Resources: Protocols and Rubrics

  • Appropriate video technology for example smart phone video cameras or flip videos need to be equitably accessed. Programs employing video as a placement requirement would need to ensure all preservice teachers were able to access appropriate technology or its equivalent and not be disadvantaged in this process.
  • Video protocols – guidelines for use, ethical considerations, ownership, storage, privacy considerations pertinent to both university and school guidelines. All protocols understood and shared by the supervising teacher and preservice teacher. Development of proformas for example necessary for parental information and permission may be necessary.
  • Guidelines clarifying points of focus for collecting video material, annotating, reflecting or analytic writing, for example use of Professional Teaching Standards as an analytic framework. Clarification as to how video material is to be employed within both formative and summative assessment steps.
  • Access to annotation software can be employed by preservice teachers.
  • A set of explicit guidelines for video activities, possibly linked to Professional Teaching Standards needs to be collaboratively developed and communicated to guide the presentation and discussion by the PST and how video material  is to be included in the assessment processes, for example within a portfolio.

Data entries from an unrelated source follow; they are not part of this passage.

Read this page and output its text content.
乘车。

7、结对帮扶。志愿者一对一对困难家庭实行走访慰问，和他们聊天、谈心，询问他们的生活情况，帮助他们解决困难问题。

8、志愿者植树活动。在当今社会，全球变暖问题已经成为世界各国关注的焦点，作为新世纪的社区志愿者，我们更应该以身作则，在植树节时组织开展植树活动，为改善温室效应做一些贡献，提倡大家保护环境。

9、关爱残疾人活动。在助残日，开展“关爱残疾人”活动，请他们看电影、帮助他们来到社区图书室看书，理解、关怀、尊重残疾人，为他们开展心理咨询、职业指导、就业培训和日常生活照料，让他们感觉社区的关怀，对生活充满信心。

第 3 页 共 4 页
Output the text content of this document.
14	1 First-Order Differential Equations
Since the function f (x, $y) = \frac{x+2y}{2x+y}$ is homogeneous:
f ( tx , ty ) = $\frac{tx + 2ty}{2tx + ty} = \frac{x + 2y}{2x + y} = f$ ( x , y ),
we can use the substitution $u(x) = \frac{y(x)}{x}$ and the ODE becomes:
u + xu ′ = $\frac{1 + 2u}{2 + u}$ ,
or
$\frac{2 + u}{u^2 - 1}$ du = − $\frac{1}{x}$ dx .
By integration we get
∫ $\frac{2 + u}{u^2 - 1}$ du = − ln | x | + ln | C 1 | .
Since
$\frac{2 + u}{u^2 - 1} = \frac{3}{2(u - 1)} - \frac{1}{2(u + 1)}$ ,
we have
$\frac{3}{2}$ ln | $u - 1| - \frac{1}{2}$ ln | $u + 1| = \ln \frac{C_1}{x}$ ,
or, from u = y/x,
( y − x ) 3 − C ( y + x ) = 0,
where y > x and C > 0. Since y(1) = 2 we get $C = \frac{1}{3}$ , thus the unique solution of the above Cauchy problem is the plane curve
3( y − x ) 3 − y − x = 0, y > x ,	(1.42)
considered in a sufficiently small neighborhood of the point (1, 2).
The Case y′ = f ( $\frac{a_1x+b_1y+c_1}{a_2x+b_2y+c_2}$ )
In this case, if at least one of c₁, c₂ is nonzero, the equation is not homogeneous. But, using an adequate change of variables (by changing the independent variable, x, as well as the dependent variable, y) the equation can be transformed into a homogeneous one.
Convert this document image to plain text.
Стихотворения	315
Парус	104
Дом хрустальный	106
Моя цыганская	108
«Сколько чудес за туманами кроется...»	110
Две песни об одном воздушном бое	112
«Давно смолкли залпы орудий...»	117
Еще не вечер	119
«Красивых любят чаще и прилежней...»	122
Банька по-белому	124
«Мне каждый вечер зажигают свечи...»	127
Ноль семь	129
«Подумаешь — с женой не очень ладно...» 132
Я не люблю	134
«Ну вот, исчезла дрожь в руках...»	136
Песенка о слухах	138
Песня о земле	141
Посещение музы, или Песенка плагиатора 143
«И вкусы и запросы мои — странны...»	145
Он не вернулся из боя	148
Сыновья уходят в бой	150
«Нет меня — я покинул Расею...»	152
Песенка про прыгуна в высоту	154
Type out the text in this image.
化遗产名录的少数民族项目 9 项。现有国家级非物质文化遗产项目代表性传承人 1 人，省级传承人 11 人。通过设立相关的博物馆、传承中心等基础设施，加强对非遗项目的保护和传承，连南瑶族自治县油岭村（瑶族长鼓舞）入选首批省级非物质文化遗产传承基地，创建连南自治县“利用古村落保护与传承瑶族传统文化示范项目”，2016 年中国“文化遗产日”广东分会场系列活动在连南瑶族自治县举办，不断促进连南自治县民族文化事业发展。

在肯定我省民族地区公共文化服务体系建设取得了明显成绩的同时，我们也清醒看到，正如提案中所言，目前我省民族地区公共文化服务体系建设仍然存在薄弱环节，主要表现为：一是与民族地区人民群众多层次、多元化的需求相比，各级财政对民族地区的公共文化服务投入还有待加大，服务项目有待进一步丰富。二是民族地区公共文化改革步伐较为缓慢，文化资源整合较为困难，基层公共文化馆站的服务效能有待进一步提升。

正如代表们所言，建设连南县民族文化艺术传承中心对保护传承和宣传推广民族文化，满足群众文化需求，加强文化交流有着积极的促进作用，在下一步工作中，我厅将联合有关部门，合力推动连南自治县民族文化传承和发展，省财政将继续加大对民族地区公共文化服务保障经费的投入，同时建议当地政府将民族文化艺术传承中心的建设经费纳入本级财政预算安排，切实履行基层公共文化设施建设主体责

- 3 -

Professional Teaching Standards

All Professional Teaching Standards can be addressed when video technology and its  presentation is a key assessment process. However, selected Standards and focus areas may be identified as relevant and providing a focus for the video for ‘at risk’ PST’s at specific stages. A final presentation by the PST via a portfolio containing video evidence linked to  articulation of understandings and performance against Professional Teaching Standards provides rich evidence to inform the assessment summative judgment.

 Standard 6, Engaging in Professional Learning is particularly apt in terms of the PST focussing on the development of their own professional learning and providing evidence of this development within a portfolio.